Beim Tatbestandsmerkmal des "Kennenmüssens" des Verstoßes gegen zwingende Vorschriften kommt es nach der Rechtsprechung des Verwaltungsgerichtshofs nicht auf die subjektive Kenntnismöglichkeit des Betroffenen (eine Tatsachenfrage) an. Die Aufhebung ist vielmehr dann "zwingend geboten", wenn die Partei wissen musste, dass der Bescheid gegen zwingende gesetzliche Vorschriften im vorher genannten Verständnis verstößt. Es ist also für die zweite Tatbestandsvoraussetzung des § 13 Abs. 1 DVG 1984 nicht auf die konkrete Kenntnis der Rechtsvorschriften abzustellen, sondern darauf, ob im Sinne einer objektiven Erkennbarkeit bei Kenntnis der Rechtsvorschriften der Widerspruch zum Bescheidinhalt erkennbar gewesen wäre. Die Partei muss danach die Rechtswidrigkeit des Bescheides dann nicht wissen (kennen), wenn sich diese nicht unmittelbar aus dem Bescheid ergibt oder wenn die in Betracht kommenden Rechtsvorschriften auch eine den Bescheid bejahende Auslegung denkgesetzlich zulassen (VwGH, 21.01.2016, Ra 2015/12/0078).

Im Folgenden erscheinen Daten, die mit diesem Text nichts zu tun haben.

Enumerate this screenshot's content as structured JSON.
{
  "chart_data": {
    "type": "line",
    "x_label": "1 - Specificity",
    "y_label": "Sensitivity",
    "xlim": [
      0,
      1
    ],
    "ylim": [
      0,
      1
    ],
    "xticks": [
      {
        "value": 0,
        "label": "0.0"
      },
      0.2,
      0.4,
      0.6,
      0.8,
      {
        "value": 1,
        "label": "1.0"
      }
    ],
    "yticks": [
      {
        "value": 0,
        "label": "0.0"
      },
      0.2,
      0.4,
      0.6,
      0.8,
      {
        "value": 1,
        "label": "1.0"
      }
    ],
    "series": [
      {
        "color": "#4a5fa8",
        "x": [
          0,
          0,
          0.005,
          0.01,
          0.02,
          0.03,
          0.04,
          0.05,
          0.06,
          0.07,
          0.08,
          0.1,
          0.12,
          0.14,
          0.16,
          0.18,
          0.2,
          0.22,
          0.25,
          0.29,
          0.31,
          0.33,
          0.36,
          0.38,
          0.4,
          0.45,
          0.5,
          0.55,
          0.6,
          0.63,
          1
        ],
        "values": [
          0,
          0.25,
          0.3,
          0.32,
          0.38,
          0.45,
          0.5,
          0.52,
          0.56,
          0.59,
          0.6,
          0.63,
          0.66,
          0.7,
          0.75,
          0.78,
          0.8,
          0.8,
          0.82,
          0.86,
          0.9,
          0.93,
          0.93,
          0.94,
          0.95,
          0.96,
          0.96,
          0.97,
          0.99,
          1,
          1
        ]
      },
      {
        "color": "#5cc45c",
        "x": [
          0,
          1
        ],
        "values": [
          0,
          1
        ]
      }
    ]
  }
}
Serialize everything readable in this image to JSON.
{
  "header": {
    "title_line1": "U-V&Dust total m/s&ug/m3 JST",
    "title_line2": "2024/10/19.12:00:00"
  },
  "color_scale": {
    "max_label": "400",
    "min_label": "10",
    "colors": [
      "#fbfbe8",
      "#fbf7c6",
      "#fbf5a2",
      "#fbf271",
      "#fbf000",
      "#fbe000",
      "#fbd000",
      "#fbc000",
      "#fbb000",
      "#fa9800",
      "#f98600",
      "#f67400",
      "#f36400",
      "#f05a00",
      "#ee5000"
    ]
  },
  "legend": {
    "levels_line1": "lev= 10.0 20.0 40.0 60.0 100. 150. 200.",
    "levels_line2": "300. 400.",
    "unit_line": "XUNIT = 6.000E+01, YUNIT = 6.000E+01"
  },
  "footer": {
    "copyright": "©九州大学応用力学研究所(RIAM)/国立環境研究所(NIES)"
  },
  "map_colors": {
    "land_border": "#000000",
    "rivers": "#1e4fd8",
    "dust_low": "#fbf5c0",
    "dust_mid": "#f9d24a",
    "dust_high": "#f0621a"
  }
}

Im vorliegenden Fall ist für die Frage der Möglichkeit des Nachkaufs von nicht beitragsgedeckten Ruhegenussvordienstzeiten das Geburtsdatum des Beschwerdeführers maßgeblich. Da völlig klar ist, dass ein derartiger Nachkauf nur für Beamte, die jedenfalls vor dem 01.01.1956 geboren sind, zulässig war, war es im gegenständlichen Fall objektiv erkennbar, dass der Bescheid den einschlägigen gesetzlichen Bestimmungen (§ 236b BDG in der Fassung BGBl. I Nr. 147/2008) widersprochen hat.

Die belangte Behörde ist daher zu Recht mit der amtswegigen Aufhebung des Bescheides gemäß § 13 DVG vorgegangen.

Die Beschwerde war daher gemäß § 13 Abs. 1 DVG i.V.m. § 28 Abs. 1 und 2 VwGVG als unbegründet abzuweisen.

Zu B) (Un)Zulässigkeit der Revision:

Gemäß § 25a Abs. 1 VwGG hat das Verwaltungsgericht im Spruch seines Erkenntnisses oder Beschlusses auszusprechen, ob die Revision gemäß Art. 133 Abs. 4 B-VG zulässig ist. Der Ausspruch ist kurz zu begründen.

Die Revision ist gemäß Art. 133 Abs. 4 B-VG nicht zulässig, weil die Entscheidung nicht von der Lösung einer Rechtsfrage abhängt, der grundsätzliche Bedeutung zukommt. Weder weicht die gegenständliche Entscheidung von der bisherigen Rechtsprechung des Verwaltungsgerichtshofes ab, noch fehlt es an einer Rechtsprechung; weiters ist die vorliegende Rechtsprechung des Verwaltungsgerichtshofes auch nicht als uneinheitlich zu beurteilen. Auch liegen keine sonstigen Hinweise auf eine grundsätzliche Bedeutung der zu lösenden Rechtsfrage vor.

Die hier maßgebliche Rechtsfrage der Zulässigkeit der Aufhebung rechtskräftiger Bescheide im Dienstrechtsverfahren (§ 13 DVG) ist im Hinblick auf die oben zitierte Rechtsprechung des Verwaltungsgerichtshofs als geklärt zu betrachten.